The Politics of Fear

After watching John McCain’s acceptance speech,  I couldn’t help thinking about the politics of fear.  The fear of real change, the fear of admitting that we are in serious trouble as a civilization.

The fear the Russia will rise, the fear that science and intellect , not God, will direct public policy, will direct education, will direct the judiciary.  And, most of all,  the fear that America will not regain its pre-eminence on the world stage if it does not fight for the American way, if it does not fight for the old values.

Nothing exemplifies this more than the cry to “Drill, drill, drill!”  More oil, that is what we need!   Then we can protect the American way, protect the good life from the terrorists, the world economy, climate change, all those fearful things out there.  We can go back to 1955, no problem.  Just let the people, with divine help, run things.   Bring on the drill rigs, let corporations have more tax breaks so they can employ more workers, make sure health care is run by big business, not government and most of all, make sure that education is set by local communities, with new teachers so the old “bad ” ones can be given jobs better suited to their skill sets.

The choices are more stark now than they were in the last election.  We have seen enough to know climate change is real, that global economies are in control, that science, not dogma, is needed to give us a chance for now and future generations, yet dogma is precisely where John McCain wants to look for guidance.
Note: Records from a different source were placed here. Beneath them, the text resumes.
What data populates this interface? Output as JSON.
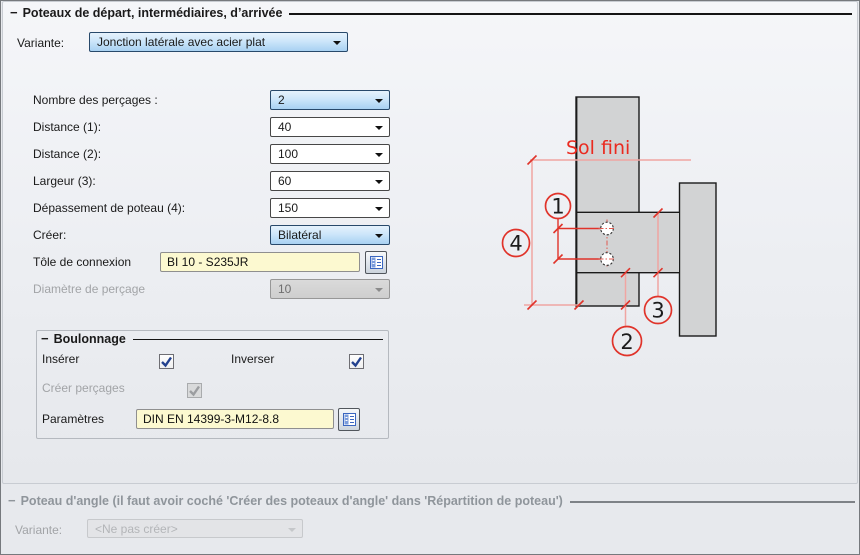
{
  "main_group": {
    "collapse_glyph": "−",
    "title": "Poteaux de départ, intermédiaires, d’arrivée",
    "variante": {
      "label": "Variante:",
      "value": "Jonction latérale avec acier plat"
    },
    "fields": [
      {
        "label": "Nombre des perçages :",
        "value": "2"
      },
      {
        "label": "Distance (1):",
        "value": "40"
      },
      {
        "label": "Distance (2):",
        "value": "100"
      },
      {
        "label": "Largeur (3):",
        "value": "60"
      },
      {
        "label": "Dépassement de poteau (4):",
        "value": "150"
      },
      {
        "label": "Créer:",
        "value": "Bilatéral"
      }
    ],
    "tole": {
      "label": "Tôle de connexion",
      "value": "BI 10 - S235JR"
    },
    "diametre": {
      "label": "Diamètre de perçage",
      "value": "10"
    }
  },
  "boulonnage": {
    "collapse_glyph": "−",
    "title": "Boulonnage",
    "inserer_label": "Insérer",
    "inverser_label": "Inverser",
    "creer_percages_label": "Créer perçages",
    "parametres": {
      "label": "Paramètres",
      "value": "DIN EN 14399-3-M12-8.8"
    }
  },
  "diagram": {
    "sol_fini_label": "Sol fini",
    "balloons": [
      "1",
      "2",
      "3",
      "4"
    ]
  },
  "corner_group": {
    "collapse_glyph": "−",
    "title": "Poteau d'angle (il faut avoir coché 'Créer des poteaux d'angle' dans 'Répartition de poteau')",
    "variante": {
      "label": "Variante:",
      "value": "<Ne pas créer>"
    }
  },
  "colors": {
    "selected_combo_blue": "#a8d1f2",
    "field_yellow": "#fcf9d0",
    "dimension_red": "#e0332a",
    "dimension_pink": "#f0a5a2",
    "steel_gray": "#d2d3d4",
    "check_blue": "#24428f"
  }
}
Fear or hope?  It really is that simple.  I am dismayed that the politics of fear may win the day, that smokestacks will win over windmills.  As we all know, Canada generally goes where the U.S. goes, so the way the November elections play out will have a huge impact on our policies, especially around climate change and new, clean energy production.

This is not a time to be afraid, not a time to cower under the illusory umbrella of times past, of glories shredded and dreams evaporated.  This is a time to move boldly forward, a time to manifest hope over dogma.

To paraphrase a great American president   “We have nothing to fear but the politics of fear itself”


Responses

  1. Hi Dave: my sentiments exactly. As you are the solar guru, have you checked out http://www.freefuelforever.com. Went and looked at them today and these units look very interesting. Your thoughts???

    Cheers
    Janet Elliott

  2. I agree. You would probably disagree with me, but I think it also applies to the fear about global warming. I don’t believe global warming is nearly as bad as the fear mongering the McCains and Gordos of the world like to tell us it is. We should be focusing more resources into taxing harmful pollution as opposed to C02.

  3. Fear is a huge motivator. For the States you have to wonder how much longer they can afford it.

    “And, most of all, the fear that America will not regain its pre-eminence on the world stage if it does not fight for the American way, if it does not fight for the old values.”

    I think it does need to fight for it’s old values, but I think it needs to re-define “fight” and re-learn it’s old values.

    Individual liberty instead of the Patriot Act, or Obama’s new laws on indefinite detention.

    Edward Murrow wrote a great piece on being scared of Reds which included the phrase (and I’m paraphrasing) “We are not descended from fearful men”.

    And yet today any change is feared so greatly that a guy like Ron Paul is labelled a kook for saying they need to stop the war on drugs and get out of foreign wars.